Hemmungen – Last oder unterschätzte Tugend?

Rückblick auf die ersten Hohenegg Gespräche vom 22.März 2016 im Kulturhaus Helferei in Zürich mit Florian Werner und Daniel Hell

Wie wichtig das Gefühl der Scham für den Einzelnen und die Gesellschaft ist, zeigt sich schon, wenn es fehlt und sich Scham- oder Hemmungslosigkeit breit machen. Im Rahmen der ersten Hohenegg Gespräche im Kulturhaus Helferei sollte besprochen werden, wohin lang anhaltende Scham führt und wie mit Scheu und Schüchternheit, aber auch mit Beschämung und Kränkung umgegangen werden kann.

Der Berliner Autor Florian Werner hat mit seinem Buch „Schüchtern“ ein Werk vorgelegt, das sich voll und ganz dem Themenkreis Hemmungen widmet. «Ein sehr persönliches Buch, erfrischend offen und reich an authentischen Erzählungen und Episoden» sagte Daniel Hell, Zürcher Psychiater und selbst Autor zahlreicher Bücher zu Beginn der Veranstaltung. «Hier traut sich jemand, aus dem Leben zu erzählen.» Noch bevor die beiden Gesprächspartner in den blauen Sesseln auf der Bühne Platz genommen hatten, wurden erste Ansichten zum Thema hörbar, das offensichtlich zu reden gibt: Die rund 220 Teilnehmer in der restlos ausverkauften Kapelle begannen bereits, sich intensiv miteinander auszutauschen.

Nach der Begrüssung durch die Organisatorin der Hohenegg Gespräche Sabine Claus und den Präsidenten der Stiftung Hohenegg Felix Ammann führte Daniel Hell ins Thema ein und differenzierte zwischen Scham, Scheu und Schüchternheit.

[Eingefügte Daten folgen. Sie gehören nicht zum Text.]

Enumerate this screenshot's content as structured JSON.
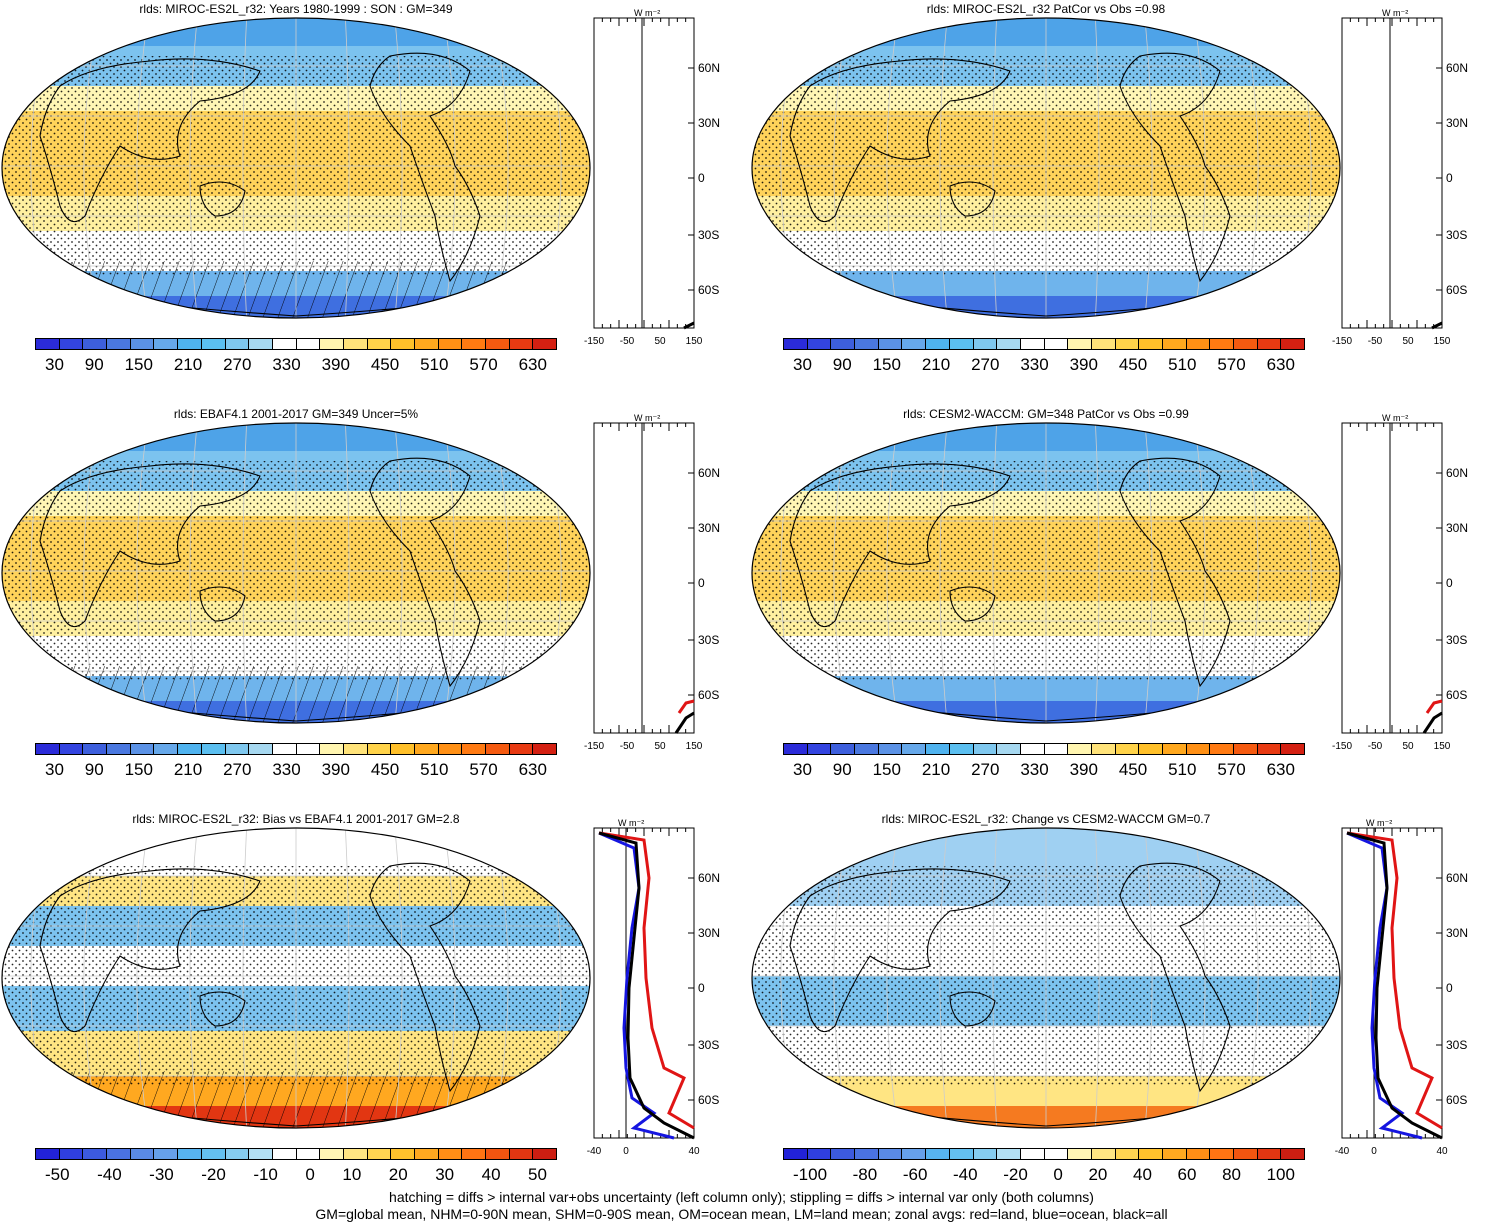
{
  "panels": [
    {
      "id": "p1",
      "title": "rlds: MIROC-ES2L_r32: Years 1980-1999 : SON : GM=349",
      "colorbar_labels": [
        "30",
        "90",
        "150",
        "210",
        "270",
        "330",
        "390",
        "450",
        "510",
        "570",
        "630"
      ],
      "palette": "abs",
      "zonal_xlabels": [
        "-150",
        "-50",
        "50",
        "150"
      ],
      "lat_labels": [
        "60N",
        "30N",
        "0",
        "30S",
        "60S"
      ],
      "zonal_unit": "W m⁻²",
      "hatching": true
    },
    {
      "id": "p2",
      "title": "rlds: MIROC-ES2L_r32 PatCor vs Obs =0.98",
      "colorbar_labels": [
        "30",
        "90",
        "150",
        "210",
        "270",
        "330",
        "390",
        "450",
        "510",
        "570",
        "630"
      ],
      "palette": "abs",
      "zonal_xlabels": [
        "-150",
        "-50",
        "50",
        "150"
      ],
      "lat_labels": [
        "60N",
        "30N",
        "0",
        "30S",
        "60S"
      ],
      "zonal_unit": "W m⁻²",
      "hatching": false
    },
    {
      "id": "p3",
      "title": "rlds: EBAF4.1 2001-2017 GM=349 Uncer=5%",
      "colorbar_labels": [
        "30",
        "90",
        "150",
        "210",
        "270",
        "330",
        "390",
        "450",
        "510",
        "570",
        "630"
      ],
      "palette": "abs",
      "zonal_xlabels": [
        "-150",
        "-50",
        "50",
        "150"
      ],
      "lat_labels": [
        "60N",
        "30N",
        "0",
        "30S",
        "60S"
      ],
      "zonal_unit": "W m⁻²",
      "hatching": true
    },
    {
      "id": "p4",
      "title": "rlds: CESM2-WACCM: GM=348 PatCor vs Obs =0.99",
      "colorbar_labels": [
        "30",
        "90",
        "150",
        "210",
        "270",
        "330",
        "390",
        "450",
        "510",
        "570",
        "630"
      ],
      "palette": "abs",
      "zonal_xlabels": [
        "-150",
        "-50",
        "50",
        "150"
      ],
      "lat_labels": [
        "60N",
        "30N",
        "0",
        "30S",
        "60S"
      ],
      "zonal_unit": "W m⁻²",
      "hatching": false
    },
    {
      "id": "p5",
      "title": "rlds: MIROC-ES2L_r32: Bias vs EBAF4.1 2001-2017  GM=2.8",
      "colorbar_labels": [
        "-50",
        "-40",
        "-30",
        "-20",
        "-10",
        "0",
        "10",
        "20",
        "30",
        "40",
        "50"
      ],
      "palette": "diff",
      "zonal_xlabels": [
        "-40",
        "0",
        "40"
      ],
      "lat_labels": [
        "60N",
        "30N",
        "0",
        "30S",
        "60S"
      ],
      "zonal_unit": "W m⁻²",
      "hatching": true
    },
    {
      "id": "p6",
      "title": "rlds: MIROC-ES2L_r32: Change vs CESM2-WACCM GM=0.7",
      "colorbar_labels": [
        "-100",
        "-80",
        "-60",
        "-40",
        "-20",
        "0",
        "20",
        "40",
        "60",
        "80",
        "100"
      ],
      "palette": "diff",
      "zonal_xlabels": [
        "-40",
        "0",
        "40"
      ],
      "lat_labels": [
        "60N",
        "30N",
        "0",
        "30S",
        "60S"
      ],
      "zonal_unit": "W m⁻²",
      "hatching": false
    }
  ],
  "palettes": {
    "abs": [
      "#2b2bd9",
      "#3344e0",
      "#3d5fdd",
      "#4a78e0",
      "#5b92e6",
      "#66a8ea",
      "#4fb3ef",
      "#5bbff0",
      "#7fc8ef",
      "#a6d8f0",
      "#ffffff",
      "#ffffff",
      "#fff5b0",
      "#ffe37a",
      "#ffd34a",
      "#ffc02a",
      "#ffa81e",
      "#ff9015",
      "#ff7a12",
      "#f55a10",
      "#e83a12",
      "#d42012"
    ],
    "diff": [
      "#2222d8",
      "#2f3fe0",
      "#3c5adf",
      "#4a72e2",
      "#5a8ae6",
      "#66a0ea",
      "#57b3f0",
      "#64c0f0",
      "#86cdf0",
      "#b2e0f4",
      "#ffffff",
      "#ffffff",
      "#fff6b5",
      "#ffe583",
      "#ffd452",
      "#ffc12c",
      "#ffa820",
      "#ff8e16",
      "#ff7413",
      "#f25510",
      "#e23612",
      "#cc1e12"
    ]
  },
  "footer": {
    "line1": "hatching = diffs > internal var+obs uncertainty (left column only); stippling = diffs > internal var only (both columns)",
    "line2": "GM=global mean, NHM=0-90N mean, SHM=0-90S mean, OM=ocean mean, LM=land mean; zonal avgs: red=land, blue=ocean, black=all"
  }
}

Florian Werner erzählte daraufhin freimütig von seinen alltäglichen Ängsten, zum Beispiel der Angst vor dem Telefonieren. Sogar seine hochschwangere Frau hätte nach dem Blasensprung selbst den Notarzt anrufen müssen. Angesichts seiner Schüchternheit sei es erstaunlich, dass er überhaupt auf natürlichem Wege Vater geworden sei, gestand Werner.

Doch nicht nur der Eheanbahnung kann die Eigenschaft im Weg stehen. Denn umso verwunderlicher ist es, dass sich ein schüchterner Mensch wie Werner freiwillig einem Publikum stellt. „Schüchternheit und Bühne, wie geht das zusammen?“ fragte Daniel Hell und sprach damit manch einem Zuhörer aus dem Herzen. Die Bühne sei nicht das richtige Leben, sondern habe viel mit Rollenspiel zu tun, sagte Werner. So sei es sogar für Schüchterne besonders leicht, auf die Bühne zu gehen. «Denn hier werde ich nicht als Person, sondern – hoffentlich – in der Rolle als Autor bewertet», so Werner. «Die Kritik fällt dann nicht auf das persönliche oder private Ich zurück.»

Schüchternheit versteht Werner als heute unterschätzte Eigenschaft. Statistisch gesehen bräuchten schüchterne Menschen zwar für vieles etwas länger, z. B. Familienplanung oder Karriere. Doch mit Blick auf seine Frau und Tochter meint Werner: «Gut Ding will Weile haben. Das Zaudern hat sich gelohnt.» Daniel Hell fand ermutigende Worte für all die introvertierten Menschen unter uns, die gegen ihr tägliches Zaudern kämpfen und deren Beiträge und Qualitäten viel zu häufig überhört werden.

Nach diesem stimulierenden und zugleich nachdenklich stimmenden Dialog brachten sich die Teilnehmenden mit ernsthaft-tiefgründigen, kniffeligen und humorvollen Fragen ein. Bei einem geselligen Apéro und am Büchertisch klang dieser gelungene Auftakt der Hohenegg Gespräche aus. Erste Anmeldungen für die nächsten Hohenegg Gespräche am 8. November 2016 mit Andreas Kruse und Daniel Hell wurden noch am selben Abend getätigt.